Here are some tips to consider:
- Check the expiration date on car seats and booster seats and replace as needed. Car seats are rated for a limited number of years before components start to wear out.
- Select the right car seat or booster seat for the job, one that is designed for your child’s current height and weight.
- Children should ride in a vehicle’s back seat in rear-facing safety seats from birth until at least age 2, or until they reach their convertible seat’s upper weight limit, which should be around 35 pounds. Be sure both age and weight requirements are met before a child is moved to a forward-facing seat.
- Ask a local police or fire department about opportunities to double-check that a car seat is properly installed.
- Bones develop at a predictable rate based on age. When kids are 13 years old, their bones are better equipped to handle the force of an airbag deployment in the front seat. Until then, the back is where it’s at!

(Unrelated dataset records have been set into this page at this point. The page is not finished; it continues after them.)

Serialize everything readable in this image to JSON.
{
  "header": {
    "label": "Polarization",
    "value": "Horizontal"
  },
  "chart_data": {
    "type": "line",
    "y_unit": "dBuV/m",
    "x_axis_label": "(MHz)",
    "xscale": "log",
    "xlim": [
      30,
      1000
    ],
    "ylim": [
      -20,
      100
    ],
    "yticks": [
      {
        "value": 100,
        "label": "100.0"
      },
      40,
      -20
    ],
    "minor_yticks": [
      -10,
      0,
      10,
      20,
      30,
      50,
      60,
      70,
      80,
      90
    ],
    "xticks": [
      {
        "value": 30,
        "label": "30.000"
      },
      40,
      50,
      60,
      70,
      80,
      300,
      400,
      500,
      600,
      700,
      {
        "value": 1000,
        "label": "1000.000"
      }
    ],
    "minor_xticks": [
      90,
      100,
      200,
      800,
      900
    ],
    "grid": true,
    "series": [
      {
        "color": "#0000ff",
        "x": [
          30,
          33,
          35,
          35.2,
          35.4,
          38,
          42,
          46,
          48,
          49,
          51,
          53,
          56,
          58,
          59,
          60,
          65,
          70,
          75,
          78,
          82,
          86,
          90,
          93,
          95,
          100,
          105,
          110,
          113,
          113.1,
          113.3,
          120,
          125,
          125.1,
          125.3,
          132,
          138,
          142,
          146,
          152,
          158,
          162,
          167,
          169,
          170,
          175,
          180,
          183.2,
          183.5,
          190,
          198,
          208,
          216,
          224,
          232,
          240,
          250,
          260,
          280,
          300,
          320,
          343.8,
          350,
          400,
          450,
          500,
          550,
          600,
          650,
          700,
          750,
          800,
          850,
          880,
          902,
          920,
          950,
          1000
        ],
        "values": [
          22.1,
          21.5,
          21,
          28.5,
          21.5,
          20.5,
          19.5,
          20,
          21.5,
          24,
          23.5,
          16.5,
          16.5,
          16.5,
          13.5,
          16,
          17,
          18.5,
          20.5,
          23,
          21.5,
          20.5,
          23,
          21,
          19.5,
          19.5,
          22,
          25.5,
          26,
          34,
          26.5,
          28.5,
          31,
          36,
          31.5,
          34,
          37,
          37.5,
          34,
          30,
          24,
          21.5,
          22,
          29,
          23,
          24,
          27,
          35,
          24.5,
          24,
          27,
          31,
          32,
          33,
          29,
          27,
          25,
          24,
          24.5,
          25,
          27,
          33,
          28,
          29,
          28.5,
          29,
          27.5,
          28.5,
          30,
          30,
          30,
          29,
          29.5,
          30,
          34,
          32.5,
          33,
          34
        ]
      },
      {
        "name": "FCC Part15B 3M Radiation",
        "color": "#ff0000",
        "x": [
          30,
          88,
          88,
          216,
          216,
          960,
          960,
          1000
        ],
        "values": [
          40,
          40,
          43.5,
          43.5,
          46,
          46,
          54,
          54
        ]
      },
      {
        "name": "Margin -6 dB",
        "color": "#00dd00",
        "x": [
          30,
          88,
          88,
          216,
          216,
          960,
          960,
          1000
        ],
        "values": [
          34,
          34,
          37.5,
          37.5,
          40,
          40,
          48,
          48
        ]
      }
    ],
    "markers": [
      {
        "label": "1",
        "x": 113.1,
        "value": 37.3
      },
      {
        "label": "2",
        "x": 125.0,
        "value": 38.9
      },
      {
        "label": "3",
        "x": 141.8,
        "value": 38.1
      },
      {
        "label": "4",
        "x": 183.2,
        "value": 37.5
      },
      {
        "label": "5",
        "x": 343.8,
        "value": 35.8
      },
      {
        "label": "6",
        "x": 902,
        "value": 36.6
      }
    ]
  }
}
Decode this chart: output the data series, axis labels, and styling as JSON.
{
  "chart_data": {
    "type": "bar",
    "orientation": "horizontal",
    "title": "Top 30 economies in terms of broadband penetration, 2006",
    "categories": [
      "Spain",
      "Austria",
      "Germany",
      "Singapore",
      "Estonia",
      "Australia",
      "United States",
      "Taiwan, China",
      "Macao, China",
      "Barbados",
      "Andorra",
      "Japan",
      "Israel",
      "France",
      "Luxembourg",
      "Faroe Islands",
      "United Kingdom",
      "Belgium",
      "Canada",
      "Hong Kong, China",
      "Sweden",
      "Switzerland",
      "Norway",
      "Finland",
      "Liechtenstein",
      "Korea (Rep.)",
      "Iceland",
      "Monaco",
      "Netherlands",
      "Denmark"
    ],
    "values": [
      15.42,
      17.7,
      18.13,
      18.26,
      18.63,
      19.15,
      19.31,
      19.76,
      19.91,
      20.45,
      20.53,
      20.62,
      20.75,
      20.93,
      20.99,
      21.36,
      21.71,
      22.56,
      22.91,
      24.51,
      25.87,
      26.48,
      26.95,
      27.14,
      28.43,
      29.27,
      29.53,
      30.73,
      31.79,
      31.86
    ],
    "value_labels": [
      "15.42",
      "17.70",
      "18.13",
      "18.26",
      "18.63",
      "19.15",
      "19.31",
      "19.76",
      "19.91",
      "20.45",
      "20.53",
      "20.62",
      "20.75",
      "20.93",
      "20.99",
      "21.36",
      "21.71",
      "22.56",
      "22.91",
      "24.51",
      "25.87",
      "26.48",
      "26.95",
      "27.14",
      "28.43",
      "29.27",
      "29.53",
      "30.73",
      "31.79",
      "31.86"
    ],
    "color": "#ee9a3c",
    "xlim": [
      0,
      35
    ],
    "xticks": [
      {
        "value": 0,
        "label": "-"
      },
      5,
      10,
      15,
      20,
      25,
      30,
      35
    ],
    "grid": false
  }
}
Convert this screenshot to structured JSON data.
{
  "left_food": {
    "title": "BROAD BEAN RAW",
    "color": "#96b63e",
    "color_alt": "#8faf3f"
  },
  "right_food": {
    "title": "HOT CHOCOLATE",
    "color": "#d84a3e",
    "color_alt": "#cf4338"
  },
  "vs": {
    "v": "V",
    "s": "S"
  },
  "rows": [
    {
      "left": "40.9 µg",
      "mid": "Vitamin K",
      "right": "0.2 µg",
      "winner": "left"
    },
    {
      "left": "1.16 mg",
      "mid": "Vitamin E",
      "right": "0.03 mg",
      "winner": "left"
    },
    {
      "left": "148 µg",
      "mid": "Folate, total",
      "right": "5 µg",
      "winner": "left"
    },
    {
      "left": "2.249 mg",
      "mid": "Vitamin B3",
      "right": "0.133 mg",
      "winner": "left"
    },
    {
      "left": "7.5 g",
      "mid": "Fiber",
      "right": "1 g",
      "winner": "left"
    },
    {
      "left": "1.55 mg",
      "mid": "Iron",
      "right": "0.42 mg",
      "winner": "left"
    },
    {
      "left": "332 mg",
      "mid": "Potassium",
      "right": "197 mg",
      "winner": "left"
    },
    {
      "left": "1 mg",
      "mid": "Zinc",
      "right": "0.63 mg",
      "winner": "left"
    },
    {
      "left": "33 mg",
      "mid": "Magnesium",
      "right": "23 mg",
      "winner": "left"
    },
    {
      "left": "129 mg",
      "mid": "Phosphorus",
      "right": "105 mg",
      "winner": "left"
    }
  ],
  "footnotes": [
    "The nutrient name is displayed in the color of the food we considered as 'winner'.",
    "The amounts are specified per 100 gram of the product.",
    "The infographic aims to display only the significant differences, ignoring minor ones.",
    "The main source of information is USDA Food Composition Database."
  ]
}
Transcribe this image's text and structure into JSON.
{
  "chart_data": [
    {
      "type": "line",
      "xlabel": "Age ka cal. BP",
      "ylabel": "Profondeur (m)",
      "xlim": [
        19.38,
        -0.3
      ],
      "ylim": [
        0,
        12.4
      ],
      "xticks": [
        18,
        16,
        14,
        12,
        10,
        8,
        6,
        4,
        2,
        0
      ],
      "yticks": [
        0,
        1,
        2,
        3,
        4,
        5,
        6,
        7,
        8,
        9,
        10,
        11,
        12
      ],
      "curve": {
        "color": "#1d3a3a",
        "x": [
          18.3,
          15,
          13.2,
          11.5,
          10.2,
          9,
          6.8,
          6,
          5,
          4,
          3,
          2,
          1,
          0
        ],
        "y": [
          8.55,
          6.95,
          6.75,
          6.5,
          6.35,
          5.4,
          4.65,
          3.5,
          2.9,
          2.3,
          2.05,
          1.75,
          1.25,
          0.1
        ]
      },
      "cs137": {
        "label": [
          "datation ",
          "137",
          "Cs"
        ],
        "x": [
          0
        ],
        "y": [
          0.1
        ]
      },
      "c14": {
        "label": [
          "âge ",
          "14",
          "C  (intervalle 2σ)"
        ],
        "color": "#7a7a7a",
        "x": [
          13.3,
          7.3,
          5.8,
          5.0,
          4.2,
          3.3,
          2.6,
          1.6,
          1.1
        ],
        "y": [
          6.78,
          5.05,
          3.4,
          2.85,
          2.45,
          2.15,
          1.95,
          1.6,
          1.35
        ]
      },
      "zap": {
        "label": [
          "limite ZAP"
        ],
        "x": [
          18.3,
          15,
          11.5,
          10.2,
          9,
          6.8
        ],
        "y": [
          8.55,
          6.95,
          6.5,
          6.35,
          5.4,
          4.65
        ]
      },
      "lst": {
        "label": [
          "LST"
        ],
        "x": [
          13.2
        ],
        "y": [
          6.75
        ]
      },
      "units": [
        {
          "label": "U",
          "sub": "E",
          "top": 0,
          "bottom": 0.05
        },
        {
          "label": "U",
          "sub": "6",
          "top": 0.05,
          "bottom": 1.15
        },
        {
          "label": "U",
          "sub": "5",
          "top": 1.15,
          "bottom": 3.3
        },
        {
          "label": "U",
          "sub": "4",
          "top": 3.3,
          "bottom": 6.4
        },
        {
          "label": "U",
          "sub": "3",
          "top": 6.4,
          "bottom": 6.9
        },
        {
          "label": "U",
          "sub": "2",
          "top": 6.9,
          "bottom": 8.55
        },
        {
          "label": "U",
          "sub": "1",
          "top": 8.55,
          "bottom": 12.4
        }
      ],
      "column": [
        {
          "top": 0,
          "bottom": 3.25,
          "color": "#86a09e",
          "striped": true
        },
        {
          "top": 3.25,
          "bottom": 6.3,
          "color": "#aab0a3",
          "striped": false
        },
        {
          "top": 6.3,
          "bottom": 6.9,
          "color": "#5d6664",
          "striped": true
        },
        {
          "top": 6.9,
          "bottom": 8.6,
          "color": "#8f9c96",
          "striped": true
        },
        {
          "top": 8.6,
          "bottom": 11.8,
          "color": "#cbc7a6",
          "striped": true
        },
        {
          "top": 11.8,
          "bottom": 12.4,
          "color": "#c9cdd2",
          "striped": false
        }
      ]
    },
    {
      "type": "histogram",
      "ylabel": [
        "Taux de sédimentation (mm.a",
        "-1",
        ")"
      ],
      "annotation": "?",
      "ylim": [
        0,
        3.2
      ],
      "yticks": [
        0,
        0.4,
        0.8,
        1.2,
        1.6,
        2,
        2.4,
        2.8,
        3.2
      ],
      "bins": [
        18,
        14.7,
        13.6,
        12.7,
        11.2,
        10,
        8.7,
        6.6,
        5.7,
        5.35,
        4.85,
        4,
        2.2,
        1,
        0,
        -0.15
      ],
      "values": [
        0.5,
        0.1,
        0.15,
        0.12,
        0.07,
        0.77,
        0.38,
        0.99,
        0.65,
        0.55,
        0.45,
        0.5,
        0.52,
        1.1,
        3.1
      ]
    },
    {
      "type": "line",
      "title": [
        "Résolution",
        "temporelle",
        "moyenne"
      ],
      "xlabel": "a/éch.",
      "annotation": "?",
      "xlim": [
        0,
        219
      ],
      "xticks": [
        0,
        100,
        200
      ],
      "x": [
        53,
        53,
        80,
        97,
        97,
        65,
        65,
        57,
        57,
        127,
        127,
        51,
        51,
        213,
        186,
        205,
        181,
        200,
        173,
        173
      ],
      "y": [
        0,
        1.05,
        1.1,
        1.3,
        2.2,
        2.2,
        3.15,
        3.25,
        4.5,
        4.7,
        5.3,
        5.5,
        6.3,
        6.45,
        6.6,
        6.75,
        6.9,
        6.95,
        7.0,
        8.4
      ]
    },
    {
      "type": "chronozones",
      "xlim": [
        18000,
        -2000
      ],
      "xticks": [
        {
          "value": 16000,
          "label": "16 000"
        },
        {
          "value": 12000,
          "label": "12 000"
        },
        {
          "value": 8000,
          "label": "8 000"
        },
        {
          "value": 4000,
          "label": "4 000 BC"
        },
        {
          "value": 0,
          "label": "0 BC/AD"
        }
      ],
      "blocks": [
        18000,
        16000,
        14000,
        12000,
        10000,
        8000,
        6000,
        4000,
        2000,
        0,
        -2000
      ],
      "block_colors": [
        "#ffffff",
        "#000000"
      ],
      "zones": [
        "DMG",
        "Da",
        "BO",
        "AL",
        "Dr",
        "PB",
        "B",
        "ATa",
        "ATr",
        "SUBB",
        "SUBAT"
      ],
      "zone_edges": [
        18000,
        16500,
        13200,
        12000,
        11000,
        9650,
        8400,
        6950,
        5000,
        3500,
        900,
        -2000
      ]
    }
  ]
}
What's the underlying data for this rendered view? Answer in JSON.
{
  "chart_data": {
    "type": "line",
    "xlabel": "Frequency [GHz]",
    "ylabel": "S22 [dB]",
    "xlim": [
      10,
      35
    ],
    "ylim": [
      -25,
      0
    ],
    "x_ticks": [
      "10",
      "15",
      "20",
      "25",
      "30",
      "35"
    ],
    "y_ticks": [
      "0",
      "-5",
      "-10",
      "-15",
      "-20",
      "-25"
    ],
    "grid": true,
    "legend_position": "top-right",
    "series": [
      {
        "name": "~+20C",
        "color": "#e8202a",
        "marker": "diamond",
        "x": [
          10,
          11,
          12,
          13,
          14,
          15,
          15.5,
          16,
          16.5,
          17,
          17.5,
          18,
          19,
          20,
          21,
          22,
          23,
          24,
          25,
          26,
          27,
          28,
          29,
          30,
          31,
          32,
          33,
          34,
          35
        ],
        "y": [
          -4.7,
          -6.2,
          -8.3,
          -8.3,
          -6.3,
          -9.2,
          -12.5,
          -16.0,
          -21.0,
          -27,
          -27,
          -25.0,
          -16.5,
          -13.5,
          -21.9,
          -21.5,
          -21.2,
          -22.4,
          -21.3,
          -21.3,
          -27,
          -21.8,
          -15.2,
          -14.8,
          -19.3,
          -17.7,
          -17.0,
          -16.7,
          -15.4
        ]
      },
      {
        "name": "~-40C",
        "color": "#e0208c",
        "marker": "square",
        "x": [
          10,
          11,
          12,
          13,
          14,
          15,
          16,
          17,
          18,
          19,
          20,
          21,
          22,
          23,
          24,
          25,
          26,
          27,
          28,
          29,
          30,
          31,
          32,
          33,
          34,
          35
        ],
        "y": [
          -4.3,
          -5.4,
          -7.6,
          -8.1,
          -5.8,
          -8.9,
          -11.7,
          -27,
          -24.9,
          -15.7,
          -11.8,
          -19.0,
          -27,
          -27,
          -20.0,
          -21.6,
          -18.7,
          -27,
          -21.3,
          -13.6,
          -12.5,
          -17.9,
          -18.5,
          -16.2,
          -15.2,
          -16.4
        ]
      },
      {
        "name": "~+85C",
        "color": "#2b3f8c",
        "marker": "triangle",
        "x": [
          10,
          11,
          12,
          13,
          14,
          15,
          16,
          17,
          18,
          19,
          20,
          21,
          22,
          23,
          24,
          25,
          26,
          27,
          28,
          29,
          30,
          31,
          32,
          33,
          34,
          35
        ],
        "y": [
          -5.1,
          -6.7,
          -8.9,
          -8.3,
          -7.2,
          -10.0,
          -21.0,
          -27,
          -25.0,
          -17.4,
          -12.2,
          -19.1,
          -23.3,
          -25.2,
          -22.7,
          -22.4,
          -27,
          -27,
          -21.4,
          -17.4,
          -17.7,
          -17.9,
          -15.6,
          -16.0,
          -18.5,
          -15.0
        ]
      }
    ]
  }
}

- Teach kids to buckle up for every ride, no matter how long, and listen for the ‘click.’ Wait until everyone is buckled in before driving.
- The lap belt should be low and tight across the child’s hips and upper thighs, not the abdomen. The shoulder belt should cross the chest and shoulder, across the sternum and collarbone.
- Remember, no one “ages out” of the need and benefits of wearing a seat belt.
With warm days still in the forecast, AAA also reminds parents and caregivers to never leave children or pets in a vehicle unattended. Cabin temperatures can heat up by more than 20 degrees in as little as 10 minutes, resulting in heatstroke and death, even with the windows cracked and the vehicle parked in the shade.
“We know that parents take their role seriously,” Conde said. “We all lead very busy lives, and sometimes we need a quick refresher to make sure things continue on a positive note.”